One of my favorite books is James Hilton’s Lost Horizon, a tale whose premise seems almost quaint these days: a group of people are kidnapped and taken to the mysterious and hidden city of Shangra-La deep in the Himalayan Mountains. That such a land could be unknown to the world must have seemed like a very real possibility when the book was first published in 1933, but in 2015 it seems absurd. Today, surely even a hidden city would be viewable on Google Maps with Yelp offering a list of hotspots.

I thought about this recently as I viewed a map of the world that showed city lights illuminated at night across the globe. Sure, there are still some dark spots in remote areas, but places that were once unexplored or unknown to much of the world are now lit up like Christmas trees, and I imagine that a person filled with wanderlust in the 21st Century might conclude that he was born a couple of centuries too late.

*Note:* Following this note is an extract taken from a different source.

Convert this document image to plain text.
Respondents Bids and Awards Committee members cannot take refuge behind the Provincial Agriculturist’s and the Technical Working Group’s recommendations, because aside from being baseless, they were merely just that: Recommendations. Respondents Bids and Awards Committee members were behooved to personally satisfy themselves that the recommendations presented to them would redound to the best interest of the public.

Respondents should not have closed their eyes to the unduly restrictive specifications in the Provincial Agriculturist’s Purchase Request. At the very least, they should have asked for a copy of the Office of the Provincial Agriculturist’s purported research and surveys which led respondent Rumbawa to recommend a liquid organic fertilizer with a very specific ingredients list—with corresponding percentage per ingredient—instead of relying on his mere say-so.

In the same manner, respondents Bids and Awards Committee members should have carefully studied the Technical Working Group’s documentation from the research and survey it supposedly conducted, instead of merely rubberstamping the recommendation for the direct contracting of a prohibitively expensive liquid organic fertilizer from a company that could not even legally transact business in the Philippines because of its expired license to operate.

Earlier this year Tim Wu of The New Yorker wrote about how technology has pushed us closer to Never Lost Land, where even an exploration of wilderness is coupled with our ability to know our exact coordinates at all times via GPS – not a very interesting scenario for a would-be explorer. But the author also rightly points out that our dependency on technology could lead to much more severe consequences than a couple of decades ago:

It is, after all, much more dangerous to be lost in the wilds with a dead G.P.S. than with a map and compass. We’ll be never lost until we lose our tools, and then we’ll be much more lost than ever before.

I suspect many of us have fallen victim to this when we’ve been unable to make a phone call, find our way in a city or even look up a vocabulary word due to a power outage or a drained battery. @@Going off-line for even a few hours at home might seem more isolating than being stuck on a dessert island with unrestricted Wi-Fi.@@ Ask a child to look up a word using a real dictionary, and she’ll need extra time to figure out how to navigate this relic of days gone by. Hell, I used to know every phone number of most of my friends and family members. Today, I think I can accurately recite three or four phone numbers.

If one ever pines for the days of driving somewhere and having no clue where the journey will end, take note that you might be in luck, for some of us can still get lost even with a working phone. A few summers ago my wife typed a downtown Chicago address on her phone and started driving, only to find herself thirty minutes later on a rundown street in an unknown part of the city. She called me in a panic and asked, “Where the hell are the big buildings?” I asked her if during her drive she happened to look up. After all, the Willis Tower is viewable even from our hometown of Elmhurst eighteen miles away.  She hadn’t, apparently.

Which just goes to show you two things: 1) reading a map is still a valuable skill even with GPS; and 2) getting lost will always be possible for the directionally challenged.